Scrapy Integration
This tutorial uses the Python web scraping framework Scrapy.
Step 1: Install the framework
pip install scrapy scrapoxy
Step 2: Retrieve project credentials
- Open Scrapoxy User interface, and go to the project
Settings
; - Remember the project's
Username
; - Remember the project's
Password
.
Step 3: Create a new project
Create a new Scrapy project:
scrapy startproject myproject
cd myproject
And add a new spider:
scrapy genspider myspider mydomain.com
Step 4: Add Scrapoxy usage
Edit myproject/settings.py
and modify the following lines:
ADDONS = {
'scrapoxy.Addon': 100,
}
SCRAPOXY_MASTER = "http://localhost:8888"
SCRAPOXY_API = "http://localhost:8890/api"
SCRAPOXY_USERNAME = "USERNAME"
SCRAPOXY_PASSWORD = "PASSWORD"
Replace USERNAME
and PASSWORD
by the credentials you copied earlier.
Step 5: Auto-scale the scraping session
Scrapy can scale and waits until enough proxies are online before starting a scraping session.
To modify this behavior, update myproject/settings.py
with the following configuration:
SCRAPOXY_WAIT_FOR_PROXIES = True
SCRAPOXY_MODE_START = 'HOT'
SCRAPOXY_MODE_RESTART = 'HOT'
SCRAPOXY_MODE_STOP = 'OFF'
SCRAPOXY_PROXIES_CHECK = 5 # Default is 10 seconds
Session Start (SCRAPOXY_MODE_START
)
When set to HOT
, Scrapoxy launches the necessary proxy instances as soon as a scraping session begins. Alternative values include WARM
, COLD
, or None
to disable automatic startup.
Session Restart (SCRAPOXY_MODE_RESTART
)
This setting forces Scrapoxy to adjust the current mode to the specified one (HOT
, WARM
, COLD
, or None
to disable) if a mismatch is detected during the session.
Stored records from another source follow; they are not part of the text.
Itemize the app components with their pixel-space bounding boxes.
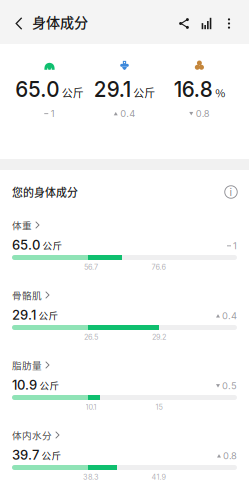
button[interactable]: More options — [220, 0, 242, 44]
staticText: 1 — [233, 240, 237, 252]
staticText: 29.2 — [152, 333, 166, 342]
staticText: 0.5 — [222, 380, 237, 392]
button[interactable]: 脂肪量 — [0, 354, 249, 424]
staticText: 38.3 — [83, 473, 99, 482]
staticText: 身体成分 — [32, 11, 88, 32]
staticText: % — [215, 85, 225, 100]
staticText: 10.9 — [12, 377, 37, 393]
staticText: 29.1 — [94, 77, 131, 102]
staticText: 0.4 — [120, 108, 135, 119]
staticText: 10.1 — [86, 403, 96, 412]
staticText: 公斤 — [42, 238, 62, 252]
button[interactable]: Trends — [197, 0, 220, 44]
button[interactable]: Share — [175, 0, 197, 44]
button[interactable]: Back — [0, 0, 32, 44]
staticText: 体重 — [12, 218, 32, 232]
staticText: 65.0 — [12, 237, 40, 253]
staticText: 39.7 — [12, 447, 39, 463]
staticText: 29.1 — [12, 307, 36, 323]
staticText: 65.0 — [15, 77, 59, 102]
staticText: 骨骼肌 — [12, 288, 42, 302]
staticText: 41.9 — [152, 473, 166, 482]
staticText: 0.4 — [222, 310, 237, 322]
staticText: 公斤 — [38, 308, 58, 322]
staticText: 公斤 — [40, 378, 60, 392]
staticText: 您的身体成分 — [12, 184, 78, 200]
staticText: 16.8 — [174, 77, 213, 102]
staticText: 15 — [156, 403, 162, 412]
staticText: 26.5 — [84, 333, 98, 342]
staticText: 56.7 — [84, 263, 98, 272]
staticText: 体内水分 — [12, 428, 52, 442]
button[interactable]: Information — [220, 179, 242, 205]
staticText: 1 — [51, 108, 55, 119]
staticText: 公斤 — [62, 85, 84, 100]
button[interactable]: 体内水分 — [0, 424, 249, 494]
staticText: 76.6 — [152, 263, 166, 272]
button[interactable]: 骨骼肌 — [0, 284, 249, 354]
staticText: 公斤 — [133, 85, 155, 100]
staticText: 0.8 — [196, 108, 210, 119]
button[interactable]: 体重 — [0, 214, 249, 284]
staticText: 0.8 — [223, 450, 237, 462]
staticText: 脂肪量 — [12, 358, 42, 372]
staticText: i — [230, 186, 232, 199]
staticText: 公斤 — [42, 448, 62, 462]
Session Stop (SCRAPOXY_MODE_STOP
)
With this parameter set to OFF
, Scrapoxy shuts down proxy instances at the end of the session.
The last setting is disabled by default since terminating instances while multiple spiders are active can be risky; in such cases, the auto-scale down feature of Scrapoxy is recommended (see Auto Scale Up).
Step 6: Remove blacklisted instances (optional)
Scrapy uses Scrapoxy's API to kill blacklisted instances.
Edit myproject/settings.py
and add the following lines:
SCRAPOXY_WAIT_FOR_PROXIES = True # if not already set
SCRAPOXY_BLACKLIST_ENABLE = True
SCRAPOXY_BLACKLIST_HTTP_STATUS_CODES = [400, 429, 503]
SCRAPOXY_BLACKLIST_FORCE = True
SCRAPOXY_BLACKLIST_SLEEP = [5, 10] # Optional (default value is [60, 170])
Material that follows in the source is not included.